Being a mother and an artist also has its challenges. At last May’s show at Bunnell during her artist talk, someone asked her how she found time to be an artist and a mother.
“That was a big spark for me. I said, ‘You have to fight for it,’” she said of her art. “I had to make that a priority. It’s easy not to do that. It’s easy to put it aside and be a martyr. I’m not my best self that way.”
The artist-mother conversation happens a lot among women artists who are mothers, Cope said. She listens to a podcast about artist moms. Right now she’s working on a project with another fellow mom artist.
“I notice since having kids there’s this increased need to make and demand that, ‘Yes, I am an artist. I have to do this,’” she said. “…There’s also this looseness that happens. … You have to be selfless. At any time you might be interrupted.”

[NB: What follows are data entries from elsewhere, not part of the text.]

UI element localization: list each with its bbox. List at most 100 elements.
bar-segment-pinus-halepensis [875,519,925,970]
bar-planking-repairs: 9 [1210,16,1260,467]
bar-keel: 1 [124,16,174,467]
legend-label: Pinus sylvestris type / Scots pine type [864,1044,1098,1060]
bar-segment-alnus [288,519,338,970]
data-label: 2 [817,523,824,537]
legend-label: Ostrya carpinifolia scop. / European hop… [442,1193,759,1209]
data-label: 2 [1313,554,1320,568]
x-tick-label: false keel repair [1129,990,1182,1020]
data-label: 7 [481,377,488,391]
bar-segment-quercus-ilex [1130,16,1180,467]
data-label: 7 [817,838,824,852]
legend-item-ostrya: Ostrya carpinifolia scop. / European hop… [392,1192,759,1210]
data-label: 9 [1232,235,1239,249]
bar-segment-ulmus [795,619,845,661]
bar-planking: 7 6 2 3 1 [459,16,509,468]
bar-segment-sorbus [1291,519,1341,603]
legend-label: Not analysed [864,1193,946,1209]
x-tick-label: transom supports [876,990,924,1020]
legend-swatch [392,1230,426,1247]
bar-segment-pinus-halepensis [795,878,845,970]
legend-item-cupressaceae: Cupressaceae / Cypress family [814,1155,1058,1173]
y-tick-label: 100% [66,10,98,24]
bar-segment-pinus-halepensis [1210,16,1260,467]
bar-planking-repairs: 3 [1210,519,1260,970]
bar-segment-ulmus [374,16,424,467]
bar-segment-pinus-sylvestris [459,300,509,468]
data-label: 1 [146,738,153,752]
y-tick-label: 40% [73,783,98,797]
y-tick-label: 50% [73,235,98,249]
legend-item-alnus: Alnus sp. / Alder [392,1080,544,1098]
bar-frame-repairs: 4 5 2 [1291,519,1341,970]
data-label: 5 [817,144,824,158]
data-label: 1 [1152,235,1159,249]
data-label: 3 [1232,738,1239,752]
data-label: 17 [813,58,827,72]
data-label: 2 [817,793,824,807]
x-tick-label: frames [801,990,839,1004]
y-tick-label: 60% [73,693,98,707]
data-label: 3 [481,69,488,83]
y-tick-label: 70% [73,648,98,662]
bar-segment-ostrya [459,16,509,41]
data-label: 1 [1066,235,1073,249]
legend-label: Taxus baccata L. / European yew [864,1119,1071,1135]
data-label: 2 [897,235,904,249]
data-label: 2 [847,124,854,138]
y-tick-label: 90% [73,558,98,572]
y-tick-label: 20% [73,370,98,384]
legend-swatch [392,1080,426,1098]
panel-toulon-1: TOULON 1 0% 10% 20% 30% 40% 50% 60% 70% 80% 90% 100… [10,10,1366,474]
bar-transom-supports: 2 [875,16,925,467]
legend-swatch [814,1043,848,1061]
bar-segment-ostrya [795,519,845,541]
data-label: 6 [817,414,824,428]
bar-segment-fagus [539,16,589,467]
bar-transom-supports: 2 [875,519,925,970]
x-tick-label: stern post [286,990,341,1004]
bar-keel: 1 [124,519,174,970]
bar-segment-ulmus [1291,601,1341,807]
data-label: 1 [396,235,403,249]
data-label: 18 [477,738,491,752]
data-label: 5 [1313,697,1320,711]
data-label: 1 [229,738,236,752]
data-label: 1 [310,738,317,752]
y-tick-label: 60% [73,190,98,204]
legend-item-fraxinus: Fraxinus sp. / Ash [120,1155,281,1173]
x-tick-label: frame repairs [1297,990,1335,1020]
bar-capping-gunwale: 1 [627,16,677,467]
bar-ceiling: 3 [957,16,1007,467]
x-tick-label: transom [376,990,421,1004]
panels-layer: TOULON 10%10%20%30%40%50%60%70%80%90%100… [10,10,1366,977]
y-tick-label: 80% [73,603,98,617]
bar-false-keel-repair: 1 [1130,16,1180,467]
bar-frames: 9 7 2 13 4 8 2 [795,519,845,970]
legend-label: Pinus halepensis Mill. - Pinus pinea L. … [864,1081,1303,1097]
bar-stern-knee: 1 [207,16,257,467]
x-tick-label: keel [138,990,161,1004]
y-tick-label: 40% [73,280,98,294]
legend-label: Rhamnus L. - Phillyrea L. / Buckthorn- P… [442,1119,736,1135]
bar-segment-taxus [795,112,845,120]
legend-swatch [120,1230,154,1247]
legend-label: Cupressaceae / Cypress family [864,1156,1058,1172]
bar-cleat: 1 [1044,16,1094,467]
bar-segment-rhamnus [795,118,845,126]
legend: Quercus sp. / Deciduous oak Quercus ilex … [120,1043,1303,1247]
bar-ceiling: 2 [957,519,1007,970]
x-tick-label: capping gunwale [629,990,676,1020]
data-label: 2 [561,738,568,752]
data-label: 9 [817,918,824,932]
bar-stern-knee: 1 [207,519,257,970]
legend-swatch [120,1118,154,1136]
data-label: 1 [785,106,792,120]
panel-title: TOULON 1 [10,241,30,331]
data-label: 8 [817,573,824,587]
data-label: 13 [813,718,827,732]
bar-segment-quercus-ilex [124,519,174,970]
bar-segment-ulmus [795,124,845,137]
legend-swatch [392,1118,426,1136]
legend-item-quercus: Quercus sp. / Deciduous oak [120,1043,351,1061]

Cope also is doing an open call for a show that’s about making work at night. She said that in some artist circles people say “you can’t be a serious artist if you’re making art on your kitchen table at night. This is the answer to that. Yes, I can.”
Women’s work and being a mother also gets devalued, she said.

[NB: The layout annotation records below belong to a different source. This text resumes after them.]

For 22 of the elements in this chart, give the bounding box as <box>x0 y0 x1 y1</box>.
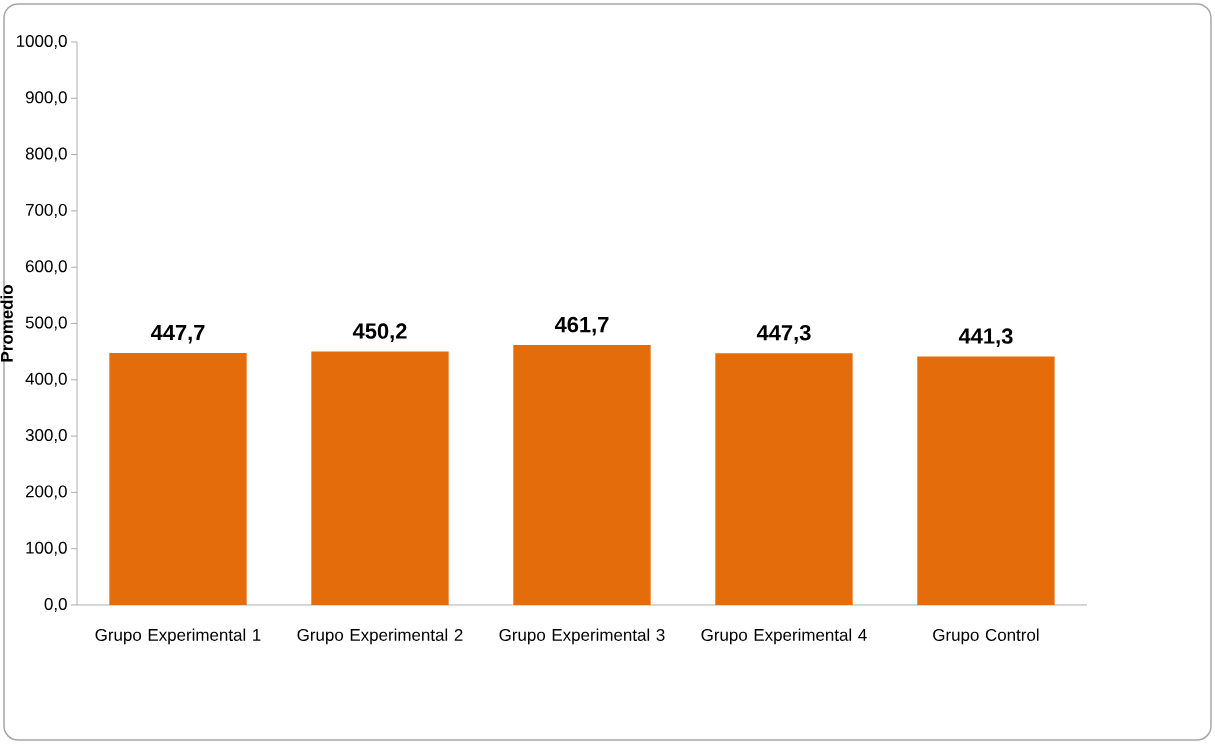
y-tick-label: 200,0 <box>25 485 67 500</box>
y-tick-label: 600,0 <box>25 260 67 275</box>
y-tick-label: 1000,0 <box>16 34 67 49</box>
x-tick-label: Grupo Experimental 2 <box>297 628 463 645</box>
y-tick-label: 400,0 <box>25 372 67 387</box>
data-label: 441,3 <box>958 328 1013 348</box>
data-label: 447,3 <box>756 324 811 344</box>
y-axis-title: Promedio <box>0 285 13 362</box>
data-label: 450,2 <box>352 323 407 342</box>
y-tick-label: 900,0 <box>25 91 67 106</box>
data-label: 447,7 <box>150 324 205 344</box>
x-tick-label: Grupo Experimental 3 <box>499 628 665 645</box>
data-label: 461,7 <box>554 316 609 336</box>
y-tick-label: 800,0 <box>25 147 67 162</box>
x-tick-label: Grupo Experimental 1 <box>95 628 261 645</box>
y-tick-label: 700,0 <box>25 203 67 218</box>
x-tick-label: Grupo Control <box>933 628 1039 645</box>
y-tick-label: 0,0 <box>44 597 67 612</box>
y-tick-label: 300,0 <box>25 429 67 444</box>
x-tick-label: Grupo Experimental 4 <box>701 628 867 645</box>
y-tick-label: 100,0 <box>26 541 67 556</box>
y-tick-label: 500,0 <box>25 316 67 331</box>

“After I had my first daughter, somebody asked, ‘What do you do all day?’” she said. “How do you answer that? I’m caring for a human. I want to talk about the experience of being in a body, a female body, being a part of a community and raising somebody.”
Some parent artists also have the idea that they should put their work on hold while they raise children, and that they can do art when their kids are grown or out of the home. That’s not for her, Cope said.
“I want to be serious about work,” she said. “… I feel like there’s time lost there. There’s a lot of thinking and doing and practice in that time. … If you were to wait until your kids were out of school, there’s so much time there you could have been working.”
That’s what Cope does and wants to do: work. Artists can have talent, but what makes an artist often has to do with “the drive and the want,” she said.
“Those are the people who end up getting somewhere, wherever that place will be,” she said. “….I think the drive and the practice, kind of single-mindedness you have to devote to anything, is where you gain skills and confidence.”
Cope said she feels like she is on the cusp of change.
“Sometimes I feel like we’re on this precipice. There’s this anxiety. Things are changing but there’s also hope and community,” she said. “… There’s this rapid change happening with me. I don’t know where it’s going, but I’m just following it.”